Pump Guy Mailbag: A New Method for Cavitation Detection?
I attended your pump seminar last year in South Africa. As an electrical engineer, I really appreciated your ability to explain pumps in an easy manner. Your book has become my “go-to” resource on pumps.
I work for a manufacturer of electronic motor protection relays and controls. We hope to design and develop a relay using a Fast Fourier Transform (FFT) Spectrum Analyzer to detect cracked and broken rotor bars, as well as predict pump cavitation and bearing failure.
The only cable going to the motor that definitely stays connected is the three-phase supply cable. We are going to try to detect and isolate the vibrations associated with cavitation and bearing damage using the motor’s power cable.
I notice that all current motor relay designs purport to detect cavitation by associating cavitation to under-current or inadequate power. I would appreciate your insight.
Your plan is plausible if you can tie vibration analysis to the motor power cable. Everything vibrates. Pumps, motors, flowers and the passing breeze vibrate. The FFT spectrum analyzer reports most pump cavitation as a broadband vibration at 2 to 5 kHz.
I always thought that vibrations were transmitted to the analyzer through a contact or probe. I guess the motor’s hardwired power cable can be the vibration probe, but this is outside my area of expertise.
You are very observant.
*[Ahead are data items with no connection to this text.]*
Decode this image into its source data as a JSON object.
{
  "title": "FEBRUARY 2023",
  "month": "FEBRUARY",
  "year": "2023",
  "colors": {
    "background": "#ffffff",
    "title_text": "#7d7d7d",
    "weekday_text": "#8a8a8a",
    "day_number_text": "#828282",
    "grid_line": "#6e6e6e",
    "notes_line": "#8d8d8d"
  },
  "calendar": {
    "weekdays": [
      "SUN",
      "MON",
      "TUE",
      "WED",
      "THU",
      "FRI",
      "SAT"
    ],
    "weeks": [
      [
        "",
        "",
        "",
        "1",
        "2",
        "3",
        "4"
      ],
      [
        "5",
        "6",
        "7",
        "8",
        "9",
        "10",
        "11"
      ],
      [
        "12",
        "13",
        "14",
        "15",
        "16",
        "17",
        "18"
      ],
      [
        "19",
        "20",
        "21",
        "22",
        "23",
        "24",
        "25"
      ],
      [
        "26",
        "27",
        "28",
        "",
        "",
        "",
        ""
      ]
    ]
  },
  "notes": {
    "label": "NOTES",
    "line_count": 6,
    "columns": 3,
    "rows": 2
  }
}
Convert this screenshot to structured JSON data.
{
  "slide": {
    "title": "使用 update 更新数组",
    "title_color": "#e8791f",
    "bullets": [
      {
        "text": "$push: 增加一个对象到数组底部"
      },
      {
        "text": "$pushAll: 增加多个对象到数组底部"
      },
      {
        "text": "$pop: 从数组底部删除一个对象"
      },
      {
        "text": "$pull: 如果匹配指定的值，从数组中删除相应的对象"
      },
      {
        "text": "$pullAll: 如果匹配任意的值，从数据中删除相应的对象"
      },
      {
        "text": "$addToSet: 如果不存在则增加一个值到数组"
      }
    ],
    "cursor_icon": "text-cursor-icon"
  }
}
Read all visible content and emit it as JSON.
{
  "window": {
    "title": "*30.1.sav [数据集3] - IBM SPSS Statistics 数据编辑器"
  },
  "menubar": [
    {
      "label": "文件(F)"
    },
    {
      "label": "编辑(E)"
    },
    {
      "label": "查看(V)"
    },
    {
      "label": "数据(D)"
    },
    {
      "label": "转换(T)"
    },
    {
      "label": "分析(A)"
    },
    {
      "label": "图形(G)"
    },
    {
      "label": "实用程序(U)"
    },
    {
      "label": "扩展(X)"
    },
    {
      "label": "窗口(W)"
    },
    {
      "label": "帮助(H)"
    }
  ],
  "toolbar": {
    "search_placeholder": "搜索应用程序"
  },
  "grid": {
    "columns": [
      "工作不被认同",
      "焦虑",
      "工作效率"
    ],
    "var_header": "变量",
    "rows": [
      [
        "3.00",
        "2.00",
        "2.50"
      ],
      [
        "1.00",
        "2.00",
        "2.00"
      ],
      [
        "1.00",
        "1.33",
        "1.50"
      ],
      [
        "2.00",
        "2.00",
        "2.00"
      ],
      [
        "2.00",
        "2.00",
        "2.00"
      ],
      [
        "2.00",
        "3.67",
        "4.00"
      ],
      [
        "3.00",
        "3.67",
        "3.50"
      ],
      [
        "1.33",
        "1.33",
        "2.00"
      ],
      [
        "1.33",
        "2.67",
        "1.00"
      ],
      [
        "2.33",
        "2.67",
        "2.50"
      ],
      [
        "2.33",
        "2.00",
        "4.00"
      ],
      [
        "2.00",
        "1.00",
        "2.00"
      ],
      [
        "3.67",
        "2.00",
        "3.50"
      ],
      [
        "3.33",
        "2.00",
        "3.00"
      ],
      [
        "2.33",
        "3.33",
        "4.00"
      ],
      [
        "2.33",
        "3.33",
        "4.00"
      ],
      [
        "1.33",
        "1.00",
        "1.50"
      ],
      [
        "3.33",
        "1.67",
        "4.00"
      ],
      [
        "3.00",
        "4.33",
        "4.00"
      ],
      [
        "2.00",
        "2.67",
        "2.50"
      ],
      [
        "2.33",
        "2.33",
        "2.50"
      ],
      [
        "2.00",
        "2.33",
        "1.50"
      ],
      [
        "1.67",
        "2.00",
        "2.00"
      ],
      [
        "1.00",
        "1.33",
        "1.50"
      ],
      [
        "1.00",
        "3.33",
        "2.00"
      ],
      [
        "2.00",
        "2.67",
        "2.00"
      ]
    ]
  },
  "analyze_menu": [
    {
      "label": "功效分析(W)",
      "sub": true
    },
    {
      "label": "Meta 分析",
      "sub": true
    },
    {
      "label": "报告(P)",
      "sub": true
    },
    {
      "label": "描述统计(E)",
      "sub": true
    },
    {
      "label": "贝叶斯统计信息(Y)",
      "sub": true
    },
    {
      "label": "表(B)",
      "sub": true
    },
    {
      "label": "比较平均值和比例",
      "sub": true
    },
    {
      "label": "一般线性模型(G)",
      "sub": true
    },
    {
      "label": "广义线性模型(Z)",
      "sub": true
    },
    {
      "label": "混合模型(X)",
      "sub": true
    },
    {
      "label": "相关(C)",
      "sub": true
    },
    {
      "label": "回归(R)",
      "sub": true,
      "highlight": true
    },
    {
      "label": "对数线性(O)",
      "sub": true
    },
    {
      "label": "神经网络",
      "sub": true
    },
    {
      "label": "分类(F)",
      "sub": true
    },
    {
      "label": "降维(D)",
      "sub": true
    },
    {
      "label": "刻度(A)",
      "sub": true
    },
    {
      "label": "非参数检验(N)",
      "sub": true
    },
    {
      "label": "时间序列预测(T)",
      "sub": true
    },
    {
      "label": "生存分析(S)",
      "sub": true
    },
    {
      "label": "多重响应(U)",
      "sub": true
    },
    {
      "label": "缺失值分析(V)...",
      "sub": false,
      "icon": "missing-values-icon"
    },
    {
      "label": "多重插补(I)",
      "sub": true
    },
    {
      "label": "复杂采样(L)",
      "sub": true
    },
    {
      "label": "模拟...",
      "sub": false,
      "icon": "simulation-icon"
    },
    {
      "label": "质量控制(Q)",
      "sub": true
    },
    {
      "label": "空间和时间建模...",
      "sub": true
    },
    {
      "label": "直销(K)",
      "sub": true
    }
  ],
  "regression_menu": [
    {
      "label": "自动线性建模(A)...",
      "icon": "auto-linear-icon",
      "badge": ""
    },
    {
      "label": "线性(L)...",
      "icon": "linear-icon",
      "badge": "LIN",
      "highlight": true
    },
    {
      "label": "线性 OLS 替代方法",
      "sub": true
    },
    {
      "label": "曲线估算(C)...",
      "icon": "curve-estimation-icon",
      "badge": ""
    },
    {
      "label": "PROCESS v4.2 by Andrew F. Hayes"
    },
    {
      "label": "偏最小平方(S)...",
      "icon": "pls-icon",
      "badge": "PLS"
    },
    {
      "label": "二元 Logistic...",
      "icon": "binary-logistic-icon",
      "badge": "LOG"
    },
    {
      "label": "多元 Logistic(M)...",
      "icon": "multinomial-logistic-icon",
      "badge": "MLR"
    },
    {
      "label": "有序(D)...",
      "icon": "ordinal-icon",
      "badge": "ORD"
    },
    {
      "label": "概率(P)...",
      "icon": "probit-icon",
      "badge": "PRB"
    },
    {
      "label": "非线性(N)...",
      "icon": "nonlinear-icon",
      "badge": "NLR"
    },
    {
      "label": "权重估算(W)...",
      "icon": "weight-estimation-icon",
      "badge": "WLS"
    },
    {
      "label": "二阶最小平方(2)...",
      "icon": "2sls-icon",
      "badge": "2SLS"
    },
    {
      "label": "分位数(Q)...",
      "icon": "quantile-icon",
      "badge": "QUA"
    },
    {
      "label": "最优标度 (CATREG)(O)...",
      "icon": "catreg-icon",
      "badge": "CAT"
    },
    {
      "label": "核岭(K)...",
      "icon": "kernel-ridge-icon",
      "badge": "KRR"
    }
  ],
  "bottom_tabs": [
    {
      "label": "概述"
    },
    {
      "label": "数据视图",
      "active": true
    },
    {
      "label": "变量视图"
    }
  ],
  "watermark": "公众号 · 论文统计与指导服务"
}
Most existing motor relay designs propose to detect cavitation by associating cavitation with a drop in power or amps to the motor. This is misleading. Motor load is a property or condition of the motor. Just because the electric motor is coupled to a pump, you cannot project motor load to a specific problem with the pump.
Using the fluctuating load (amps) on the motor to predict cavitation is like looking at the clouds in an effort to predict rain. It is true that it cannot rain if there are no clouds in the sky. But clouds don’t necessarily mean rain. There can be clouds without rain. The clouds only indicate moisture in the air.
Using motor amperage draw to predict cavitation is like using a quick rise in body temperature (fever) to predict appendicitis. It is true that you will develop a fever if your appendix is inflamed. But you can suffer a fever from other causes besides appendicitis. Your body temperature will also rise from food poisoning, prolonged exposure to the sun, a drug reaction, an allergy, diarrhea, cancer, Ebola, an ingrown toenail, a bee sting, and many other causes besides appendicitis. A fever only indicates that something is out of control in your body.
Regarding pumps, the load on the motor can fluctuate or drop due to any number of factors:
The pump’s specific location on the performance curve (duty head and flow) causes load fluctuations. And the pump is constantly moving on its curve, reacting to changes in the system.
- Pump Cavitation
- Internal recirculation
- Fluctuating liquid specific gravity
- Fluctuating liquid viscosity
- Entrained air or gas
- Incorrect internal tolerances
- Slippage at the coupling between the motor shaft and the pump shaft
- Slippage at the impeller to the pump shaft.
- Dry-running the pump
- Pumping a hot liquid
- Pumping a liquid close to its vapor pressure
You can see from the list above “cavitation” is only one of many problems indicated by a drop in motor load. If you can marry the FFT technology with the motor relay, the world will beat a path to your door.